Ciclismo
Van Aert y Pidcock, el ciclismo es eso
La caída y reacción de Van Aert y Pidcock en Tirreno nos recuerdan lo guapo que es el ciclismo
Sí ya sé, a Van Aert y Pidcock en unos años les recordaremos muchas imágenes juntos, las de estos ciclocrosses del pasado invierno o la llegada en la Amstel Gold Race de hace dos años.
Sendos competidores que se cruzan para hacernos disfrutar como en un lodazal, demostrando que este deporte vive años dorados con esta generación.
Pero la revista sería incompleta si omitimos la caída que ambos padecieron en la etapa de la Tirreno que acaba con la victoria de Roglic, cuando ambos quedaron descolgados del triunfo por etapa a poco de meta.
Van Aert intenta pasar por donde no hay sitio y se va al suelo con Pidcock.
¿Reacción?
Levantarse, sacudirse un poco la porquería y dos pasos de Van Aert hacia Pidcock para preguntarle cómo se encuentra.
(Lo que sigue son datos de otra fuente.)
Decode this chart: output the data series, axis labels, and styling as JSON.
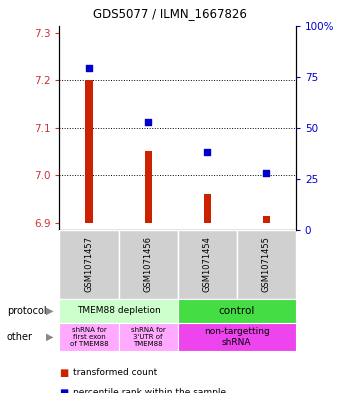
{
  "title": "GDS5077 / ILMN_1667826",
  "samples": [
    "GSM1071457",
    "GSM1071456",
    "GSM1071454",
    "GSM1071455"
  ],
  "bar_values": [
    7.2,
    7.05,
    6.96,
    6.915
  ],
  "bar_base": 6.9,
  "percentile_values": [
    79,
    53,
    38,
    28
  ],
  "ylim_left": [
    6.885,
    7.315
  ],
  "ylim_right": [
    0,
    100
  ],
  "yticks_left": [
    6.9,
    7.0,
    7.1,
    7.2,
    7.3
  ],
  "yticks_right": [
    0,
    25,
    50,
    75,
    100
  ],
  "ytick_labels_right": [
    "0",
    "25",
    "50",
    "75",
    "100%"
  ],
  "bar_color": "#cc2200",
  "scatter_color": "#0000cc",
  "bar_width": 0.12,
  "protocol_label_1": "TMEM88 depletion",
  "protocol_label_2": "control",
  "other_label_1": "shRNA for\nfirst exon\nof TMEM88",
  "other_label_2": "shRNA for\n3'UTR of\nTMEM88",
  "other_label_3": "non-targetting\nshRNA",
  "protocol_color_1": "#ccffcc",
  "protocol_color_2": "#44dd44",
  "other_color_1": "#ffaaff",
  "other_color_2": "#ffaaff",
  "other_color_3": "#ee44ee",
  "sample_box_color": "#d0d0d0",
  "left_tick_color": "#cc3333",
  "right_tick_color": "#0000cc",
  "legend_red": "#cc2200",
  "legend_blue": "#0000cc",
  "legend_text_1": "transformed count",
  "legend_text_2": "percentile rank within the sample",
  "arrow_color": "#888888",
  "label_protocol": "protocol",
  "label_other": "other"
}
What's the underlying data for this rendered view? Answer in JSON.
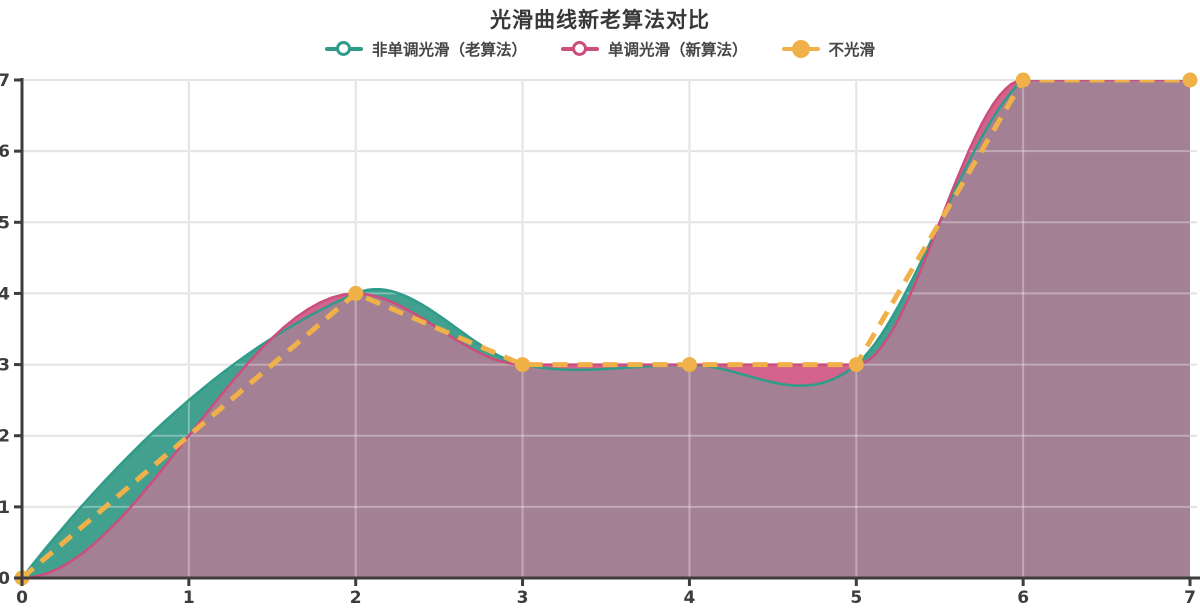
{
  "title": "光滑曲线新老算法对比",
  "legend": {
    "items": [
      {
        "label": "非单调光滑（老算法）",
        "color": "#2f9c89",
        "marker": "hollow-circle"
      },
      {
        "label": "单调光滑（新算法）",
        "color": "#cc4e7d",
        "marker": "hollow-circle"
      },
      {
        "label": "不光滑",
        "color": "#f0b149",
        "marker": "solid-circle"
      }
    ]
  },
  "chart_data": {
    "type": "area",
    "title": "光滑曲线新老算法对比",
    "x": [
      0,
      2,
      3,
      4,
      5,
      6,
      7
    ],
    "series": [
      {
        "name": "非单调光滑（老算法）",
        "values": [
          0,
          4,
          3,
          3,
          3,
          7,
          7
        ],
        "interpolation": "cubic-spline",
        "fill": "#42a08f",
        "stroke": "#2f9c89",
        "dashed": false,
        "markers": false
      },
      {
        "name": "单调光滑（新算法）",
        "values": [
          0,
          4,
          3,
          3,
          3,
          7,
          7
        ],
        "interpolation": "monotone",
        "fill": "#d3628c",
        "stroke": "#cc4e7d",
        "dashed": false,
        "markers": false
      },
      {
        "name": "不光滑",
        "values": [
          0,
          4,
          3,
          3,
          3,
          7,
          7
        ],
        "interpolation": "linear",
        "fill": null,
        "stroke": "#f0b149",
        "dashed": true,
        "markers": true
      }
    ],
    "overlap_fill": "#a38093",
    "xlabel": "",
    "ylabel": "",
    "xlim": [
      0,
      7
    ],
    "ylim": [
      0,
      7
    ],
    "xticks": [
      0,
      1,
      2,
      3,
      4,
      5,
      6,
      7
    ],
    "yticks": [
      0,
      1,
      2,
      3,
      4,
      5,
      6,
      7
    ],
    "grid": true,
    "legend_position": "top",
    "colors": {
      "grid": "#d8d8d8",
      "grid_over_fill": "rgba(255,255,255,0.32)",
      "axis": "#3d3d3d",
      "tick_text": "#3d3d3d",
      "background": "#ffffff"
    }
  }
}
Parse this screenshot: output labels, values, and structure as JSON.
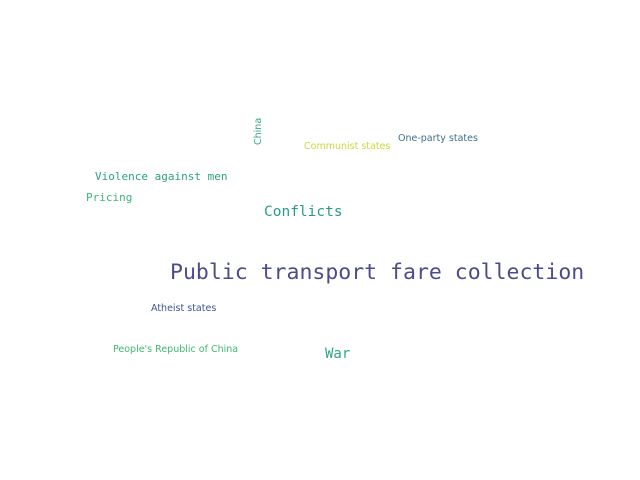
{
  "words": {
    "china": {
      "text": "China",
      "color": "#36a887"
    },
    "communist_states": {
      "text": "Communist states",
      "color": "#c9d93a"
    },
    "one_party_states": {
      "text": "One-party states",
      "color": "#3f6f8f"
    },
    "violence_against_men": {
      "text": "Violence against men",
      "color": "#2ca37a"
    },
    "pricing": {
      "text": "Pricing",
      "color": "#3cb77a"
    },
    "conflicts": {
      "text": "Conflicts",
      "color": "#2a9a8c"
    },
    "public_transport_fare_collection": {
      "text": "Public transport fare collection",
      "color": "#4c4c8c"
    },
    "atheist_states": {
      "text": "Atheist states",
      "color": "#3e5494"
    },
    "peoples_republic_of_china": {
      "text": "People's Republic of China",
      "color": "#3dbb6f"
    },
    "war": {
      "text": "War",
      "color": "#2fa58a"
    }
  }
}
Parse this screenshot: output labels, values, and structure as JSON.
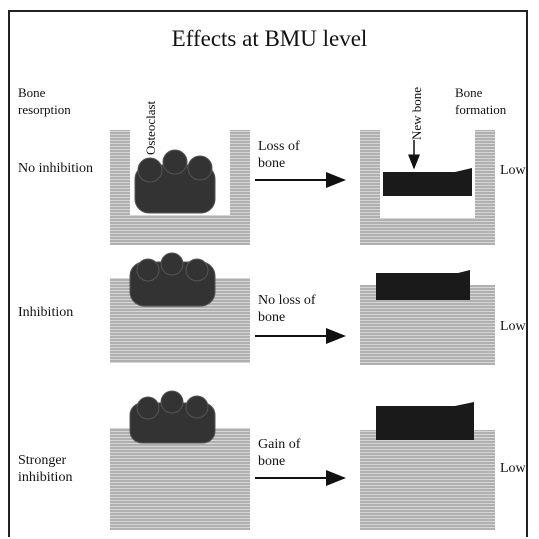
{
  "title": "Effects at BMU level",
  "header": {
    "bone_resorption": "Bone resorption",
    "osteoclast": "Osteoclast",
    "new_bone": "New bone",
    "bone_formation": "Bone formation"
  },
  "rows": [
    {
      "condition": "No inhibition",
      "change": "Loss of bone",
      "formation": "Low"
    },
    {
      "condition": "Inhibition",
      "change": "No loss of bone",
      "formation": "Low"
    },
    {
      "condition": "Stronger inhibition",
      "change": "Gain of bone",
      "formation": "Low"
    }
  ]
}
Se han dado de lo lindo en circuitos de medio mundo, pero aquí prevalece la persona, incluso cuando las pulsaciones seguro que iban a mil y la victoria estaba en juego.
Me alegra mucho ver estas cosas, porque vemos que el nivel que exhiben en competición se puede mantener fuera de la misma.
El ciclismo, como digo, es esto, compañerismo, interés por el de al lado y equilibrio para ir en ese pelotón lleno de ruedas y trampas.
Por suerte no hubo mucho dolor en la caída, al menos en apariencia, aunque el culetazo se lo llevaron crudo, y quedan escasos nueve días para Milán-San Remo.